Monday, September 5, 2011

Major reasons for software failure

There are often the cases, when the software is not shipped on time or even if it is shipped, it is not shipped with the quality that is expected of it, resulting in an eventual failure of the project.

A research conducted by market research firm Info-Tech Research Group says 95 per cent of information technology groups "are not delivering some number of projects on time or to the full satisfaction of the business executive."

While there may be many reasons for this, the major reasons involve the following:

Poorly defined scope:
In most of the cases, the reason is not the clarification of the requirements.

  • It may be because of an unreasonable deadline from sales/management
  • It may be due to overlooking the customer's expectations or it could have been preconceived notions from the start
  • It could have been a developer promising a particular UI widget (The "gee whiz" factor) or it could have been a developer not challenging the inclusion of a particular UI widget (which, the customer, wants desperately)
  • It could be that the projected savings were wrong or it could be that an important scope change was delayed until the next version
In the end, it all boils down to the user/customer expectations regarding a software. If you have met the customer's requirements, you have a successful software.

My friend, Hassan, has a very good post here, regarding the requirements gathering of a software project which can be a good reading source.

Unmotivated Developers:
In some of the cases, the software failure arrives because of a lack of interest or respect towards the software from some or whole of the development team.
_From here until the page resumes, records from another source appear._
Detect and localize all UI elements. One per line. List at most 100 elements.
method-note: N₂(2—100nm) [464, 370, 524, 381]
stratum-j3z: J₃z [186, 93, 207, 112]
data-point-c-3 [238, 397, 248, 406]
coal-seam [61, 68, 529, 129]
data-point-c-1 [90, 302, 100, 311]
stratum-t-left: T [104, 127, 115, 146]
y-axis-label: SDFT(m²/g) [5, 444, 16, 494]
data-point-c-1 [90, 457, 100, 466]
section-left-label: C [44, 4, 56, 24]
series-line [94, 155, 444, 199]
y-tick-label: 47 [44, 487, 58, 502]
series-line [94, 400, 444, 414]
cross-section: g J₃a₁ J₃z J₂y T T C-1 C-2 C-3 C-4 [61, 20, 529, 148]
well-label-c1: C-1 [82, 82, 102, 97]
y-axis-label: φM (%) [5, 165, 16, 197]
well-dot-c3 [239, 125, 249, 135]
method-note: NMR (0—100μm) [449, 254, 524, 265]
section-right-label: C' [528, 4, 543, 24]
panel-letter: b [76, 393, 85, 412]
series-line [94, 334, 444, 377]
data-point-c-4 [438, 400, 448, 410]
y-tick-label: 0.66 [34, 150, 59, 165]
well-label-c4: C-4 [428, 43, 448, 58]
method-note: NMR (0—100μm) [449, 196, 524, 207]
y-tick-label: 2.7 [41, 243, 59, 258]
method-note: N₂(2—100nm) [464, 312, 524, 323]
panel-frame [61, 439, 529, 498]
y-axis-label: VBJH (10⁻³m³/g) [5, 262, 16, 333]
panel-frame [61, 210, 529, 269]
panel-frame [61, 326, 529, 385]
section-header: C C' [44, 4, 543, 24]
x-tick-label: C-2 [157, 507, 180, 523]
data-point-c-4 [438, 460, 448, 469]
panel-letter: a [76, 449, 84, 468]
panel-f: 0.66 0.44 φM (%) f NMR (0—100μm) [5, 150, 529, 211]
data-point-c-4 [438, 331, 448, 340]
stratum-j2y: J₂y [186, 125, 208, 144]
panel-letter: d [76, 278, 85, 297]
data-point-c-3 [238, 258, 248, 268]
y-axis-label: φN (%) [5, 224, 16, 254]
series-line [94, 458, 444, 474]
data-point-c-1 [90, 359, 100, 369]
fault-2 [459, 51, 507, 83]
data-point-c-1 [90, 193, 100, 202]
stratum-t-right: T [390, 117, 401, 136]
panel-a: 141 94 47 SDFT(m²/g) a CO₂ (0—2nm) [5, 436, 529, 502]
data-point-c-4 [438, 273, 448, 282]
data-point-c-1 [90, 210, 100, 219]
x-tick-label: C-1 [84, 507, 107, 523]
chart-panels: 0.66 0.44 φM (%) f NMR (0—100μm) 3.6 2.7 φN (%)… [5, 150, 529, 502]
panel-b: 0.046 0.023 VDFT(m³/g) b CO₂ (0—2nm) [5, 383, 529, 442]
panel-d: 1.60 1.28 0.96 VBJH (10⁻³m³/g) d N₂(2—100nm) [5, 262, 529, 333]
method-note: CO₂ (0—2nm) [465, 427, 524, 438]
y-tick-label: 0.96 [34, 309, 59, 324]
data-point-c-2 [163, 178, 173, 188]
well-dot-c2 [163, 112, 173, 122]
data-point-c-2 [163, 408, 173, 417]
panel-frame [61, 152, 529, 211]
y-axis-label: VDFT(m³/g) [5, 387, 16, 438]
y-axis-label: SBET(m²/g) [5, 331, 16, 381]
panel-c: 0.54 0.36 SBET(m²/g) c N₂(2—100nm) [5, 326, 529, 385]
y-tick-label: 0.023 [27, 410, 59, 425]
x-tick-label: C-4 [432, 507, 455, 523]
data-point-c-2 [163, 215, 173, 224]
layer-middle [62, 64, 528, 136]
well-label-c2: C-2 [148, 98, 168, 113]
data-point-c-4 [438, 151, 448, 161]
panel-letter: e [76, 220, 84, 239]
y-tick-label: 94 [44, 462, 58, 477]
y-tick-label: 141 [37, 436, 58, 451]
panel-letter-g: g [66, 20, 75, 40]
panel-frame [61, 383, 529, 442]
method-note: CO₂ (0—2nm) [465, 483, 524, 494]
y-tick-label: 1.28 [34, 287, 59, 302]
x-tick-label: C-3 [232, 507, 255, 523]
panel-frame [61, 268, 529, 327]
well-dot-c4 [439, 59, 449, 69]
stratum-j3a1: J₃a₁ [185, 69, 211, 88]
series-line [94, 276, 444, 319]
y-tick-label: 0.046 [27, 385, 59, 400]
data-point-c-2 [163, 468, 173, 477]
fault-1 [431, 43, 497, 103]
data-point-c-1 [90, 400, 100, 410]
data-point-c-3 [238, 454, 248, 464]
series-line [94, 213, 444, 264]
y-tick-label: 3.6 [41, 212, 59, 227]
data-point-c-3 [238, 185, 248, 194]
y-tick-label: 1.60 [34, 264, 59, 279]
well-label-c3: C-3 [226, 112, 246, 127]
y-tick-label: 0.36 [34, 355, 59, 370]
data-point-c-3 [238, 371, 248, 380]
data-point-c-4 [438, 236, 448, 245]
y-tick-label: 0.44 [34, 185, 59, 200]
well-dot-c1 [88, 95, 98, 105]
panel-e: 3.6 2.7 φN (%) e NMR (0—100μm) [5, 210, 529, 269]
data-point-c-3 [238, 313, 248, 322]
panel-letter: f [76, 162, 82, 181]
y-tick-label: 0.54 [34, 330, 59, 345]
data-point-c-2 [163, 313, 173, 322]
It may be due to the following reasons...
  • Development team is not motivated enough for the project
  • The hype against the project is not created before the arrival of the project to keep the team thinking about the project
  • Lack of interest from the authorities/management in the project sometimes result in the lack of interest from the development team
Lack of Domain Knowledge:
Sometimes, it is the case when developers are assigned tasks and they have not enough knowledge about the project or about the organization for which they are developing the project.
  • One of the reason could be that the development team has not been given much time to do R & D for the project
  • The development team hired for the project has not enough background experience for related developments
  • The development team hired for the project is incompetent for producing the goods on time
In the end, I think it all concludes to the fact that the customer satisfaction is the first and fore-most thing and all the above factors contribute to the satisfaction (or dissatisfaction) of the customer. 

As a project manager, we must look into these factors before going ahead for the development of the project.

We can minimize the risks mentioned above by doing the following simple tasks:
  1. Focus on features not implementation tasks.
  2. Work in iterations (like weekly or biweekly).
  3. Release working features to your staging environment in order of priority.
  4. Unit test your code as you go, so you're not slowed down by a bug-list that increases geometrically as you approach the release date.
  5. Be prepared to cut scope from the less important features. Stuff always takes longer than you think it will.
  6. Make sure you sketch out the UI in advance (if there is a UI), and show it to potential users.
  7. Test, test, and test some more. This seems counter-intuitive, but it saves more time than takes.